Meeting our hire purchase costs for the machine and its maintenance requires a reduction in other expenditure of around £20,000 a year. But the sum saved by not employing someone to put delivered medicines onto the shelves has made an inroad on this.

Saving several hours per week, even at the lower end of the dispensing staff pay scale, equates to a saving for an employer or around £3,000 once the extra costs of the employer's share of national insurance and pension contributions are taken into account.

We achieved a bigger saving however by not replacing all the hours of staff who have left or reduced their time commitment. This is despite a rise in the number of items dispensed at the practice.

I do not know how the number of items dispensed has changed for other practices, but at our practice it has increased by 4 per cent in the past six months.

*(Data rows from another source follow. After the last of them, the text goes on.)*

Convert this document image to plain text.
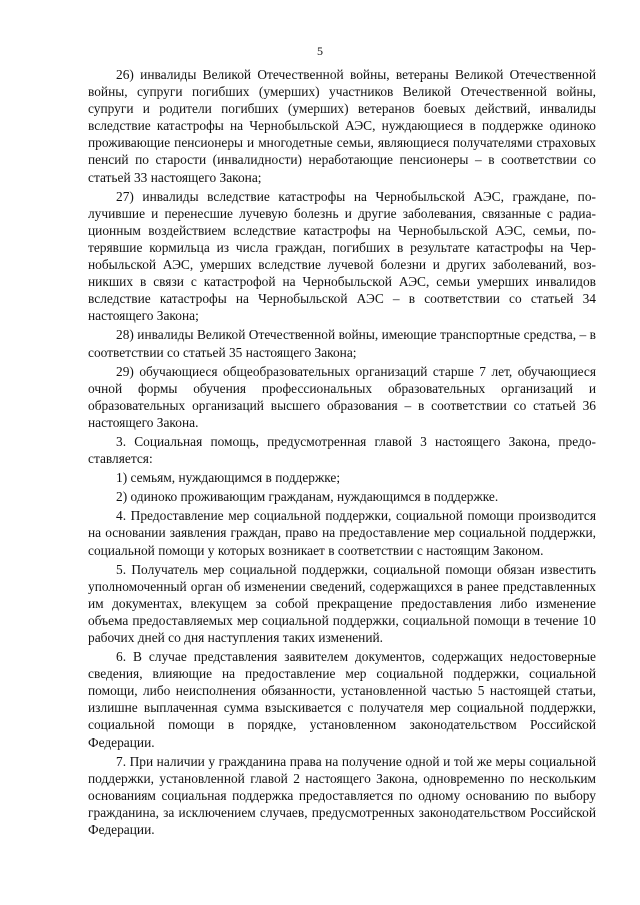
5

26) инвалиды Великой Отечественной войны, ветераны Великой Отечественной войны, супруги погибших (умерших) участников Великой Отечественной войны, супруги и родители погибших (умерших) ветеранов боевых действий, инвалиды вследствие катастрофы на Чернобыльской АЭС, нуждающиеся в поддержке одиноко проживающие пенсионеры и многодетные семьи, являющиеся получателями страховых пенсий по старости (инвалидности) неработающие пенсионеры – в соответствии со статьей 33 настоящего Закона;

27) инвалиды вследствие катастрофы на Чернобыльской АЭС, граждане, получившие и перенесшие лучевую болезнь и другие заболевания, связанные с радиационным воздействием вследствие катастрофы на Чернобыльской АЭС, семьи, потерявшие кормильца из числа граждан, погибших в результате катастрофы на Чернобыльской АЭС, умерших вследствие лучевой болезни и других заболеваний, возникших в связи с катастрофой на Чернобыльской АЭС, семьи умерших инвалидов вследствие катастрофы на Чернобыльской АЭС – в соответствии со статьей 34 настоящего Закона;

28) инвалиды Великой Отечественной войны, имеющие транспортные средства, – в соответствии со статьей 35 настоящего Закона;

29) обучающиеся общеобразовательных организаций старше 7 лет, обучающиеся очной формы обучения профессиональных образовательных организаций и образовательных организаций высшего образования – в соответствии со статьей 36 настоящего Закона.

3. Социальная помощь, предусмотренная главой 3 настоящего Закона, предоставляется:

1) семьям, нуждающимся в поддержке;

2) одиноко проживающим гражданам, нуждающимся в поддержке.

4. Предоставление мер социальной поддержки, социальной помощи производится на основании заявления граждан, право на предоставление мер социальной поддержки, социальной помощи у которых возникает в соответствии с настоящим Законом.

5. Получатель мер социальной поддержки, социальной помощи обязан известить уполномоченный орган об изменении сведений, содержащихся в ранее представленных им документах, влекущем за собой прекращение предоставления либо изменение объема предоставляемых мер социальной поддержки, социальной помощи в течение 10 рабочих дней со дня наступления таких изменений.

6. В случае представления заявителем документов, содержащих недостоверные сведения, влияющие на предоставление мер социальной поддержки, социальной помощи, либо неисполнения обязанности, установленной частью 5 настоящей статьи, излишне выплаченная сумма взыскивается с получателя мер социальной поддержки, социальной помощи в порядке, установленном законодательством Российской Федерации.

7. При наличии у гражданина права на получение одной и той же меры социальной поддержки, установленной главой 2 настоящего Закона, одновременно по нескольким основаниям социальная поддержка предоставляется по одному основанию по выбору гражданина, за исключением случаев, предусмотренных законодательством Российской Федерации.
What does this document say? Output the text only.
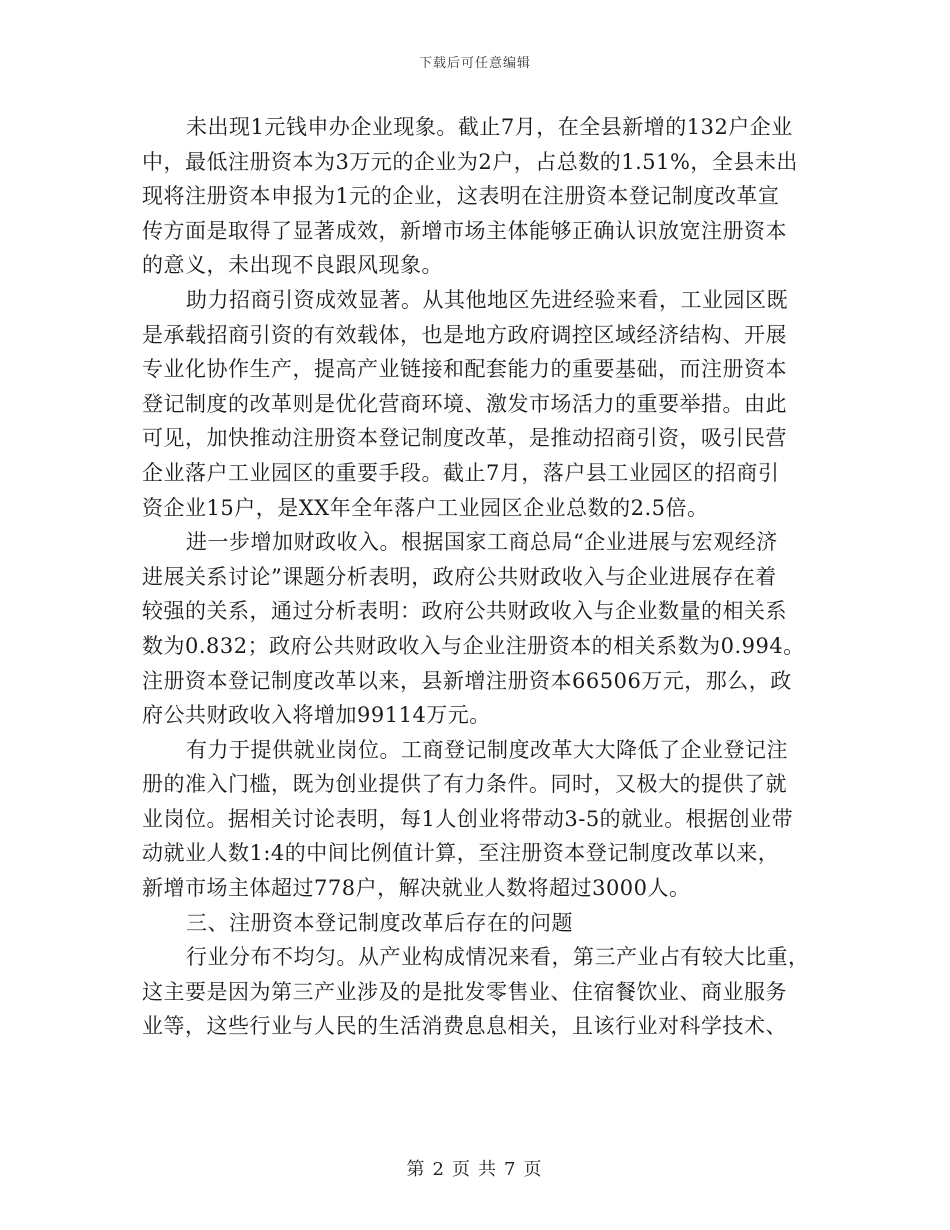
下载后可任意编辑

未出现1元钱申办企业现象。截止7月，在全县新增的132户企业
中，最低注册资本为3万元的企业为2户，占总数的1.51%，全县未出
现将注册资本申报为1元的企业，这表明在注册资本登记制度改革宣
传方面是取得了显著成效，新增市场主体能够正确认识放宽注册资本
的意义，未出现不良跟风现象。

助力招商引资成效显著。从其他地区先进经验来看，工业园区既
是承载招商引资的有效载体，也是地方政府调控区域经济结构、开展
专业化协作生产，提高产业链接和配套能力的重要基础，而注册资本
登记制度的改革则是优化营商环境、激发市场活力的重要举措。由此
可见，加快推动注册资本登记制度改革，是推动招商引资，吸引民营
企业落户工业园区的重要手段。截止7月，落户县工业园区的招商引
资企业15户，是XX年全年落户工业园区企业总数的2.5倍。

进一步增加财政收入。根据国家工商总局“企业进展与宏观经济
进展关系讨论”课题分析表明，政府公共财政收入与企业进展存在着
较强的关系，通过分析表明：政府公共财政收入与企业数量的相关系
数为0.832；政府公共财政收入与企业注册资本的相关系数为0.994。
注册资本登记制度改革以来，县新增注册资本66506万元，那么，政
府公共财政收入将增加99114万元。

有力于提供就业岗位。工商登记制度改革大大降低了企业登记注
册的准入门槛，既为创业提供了有力条件。同时，又极大的提供了就
业岗位。据相关讨论表明，每1人创业将带动3-5的就业。根据创业带
动就业人数1:4的中间比例值计算，至注册资本登记制度改革以来，
新增市场主体超过778户，解决就业人数将超过3000人。

三、注册资本登记制度改革后存在的问题

行业分布不均匀。从产业构成情况来看，第三产业占有较大比重，
这主要是因为第三产业涉及的是批发零售业、住宿餐饮业、商业服务
业等，这些行业与人民的生活消费息息相关，且该行业对科学技术、

第 2 页 共 7 页
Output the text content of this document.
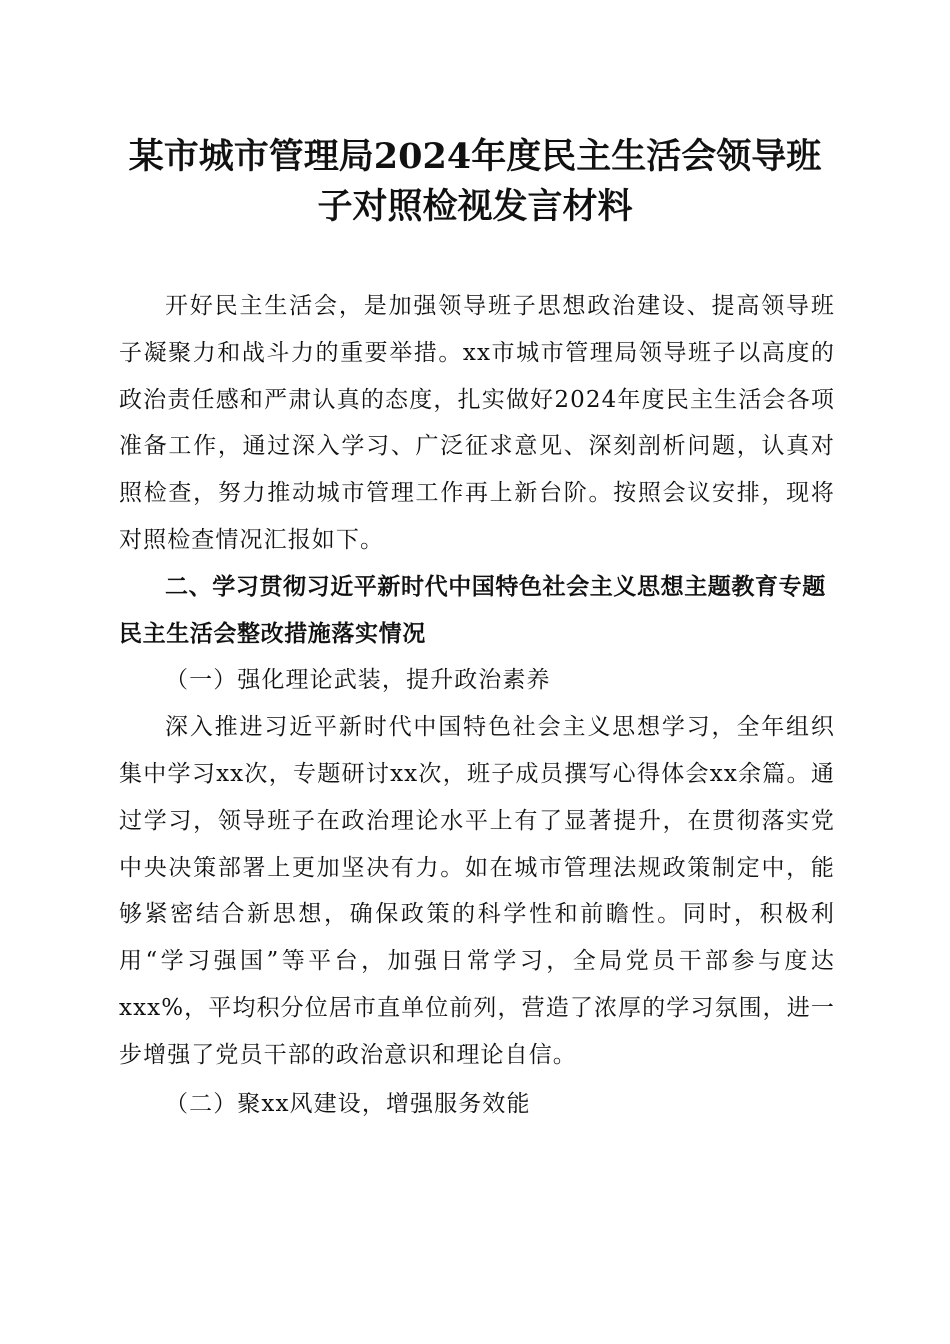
某市城市管理局2024年度民主生活会领导班
子对照检视发言材料

开好民主生活会，是加强领导班子思想政治建设、提高领导班子凝聚力和战斗力的重要举措。xx市城市管理局领导班子以高度的政治责任感和严肃认真的态度，扎实做好2024年度民主生活会各项准备工作，通过深入学习、广泛征求意见、深刻剖析问题，认真对照检查，努力推动城市管理工作再上新台阶。按照会议安排，现将对照检查情况汇报如下。

二、学习贯彻习近平新时代中国特色社会主义思想主题教育专题民主生活会整改措施落实情况

（一）强化理论武装，提升政治素养

深入推进习近平新时代中国特色社会主义思想学习，全年组织集中学习xx次，专题研讨xx次，班子成员撰写心得体会xx余篇。通过学习，领导班子在政治理论水平上有了显著提升，在贯彻落实党中央决策部署上更加坚决有力。如在城市管理法规政策制定中，能够紧密结合新思想，确保政策的科学性和前瞻性。同时，积极利用“学习强国”等平台，加强日常学习，全局党员干部参与度达xxx%，平均积分位居市直单位前列，营造了浓厚的学习氛围，进一步增强了党员干部的政治意识和理论自信。

（二）聚xx风建设，增强服务效能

The nearest pharmacy has asked patients to change from giving 48 hours' notice for repeat prescriptions to four days, but we have not felt the need to do likewise.

Even with NHS austerity measures, I cannot foresee any reduction in numbers of items dispensed. With our ADU I believe we have an element of 'future-proofing' built in to our business model that will help us to minimise additional staff recruitment.

Our business model indicated that we would break even on the ADU by year four, but it seems this will happen sooner.

From the start we felt that as long as robotic dispensing was at least cost neutral we would go ahead.

However, the biggest benefit is the improvement in the atmosphere and calm running of the dispensary. This projects an image of efficiency and high-quality care.

  • Dr Phipps is a dispensing GP in Lincolnshire.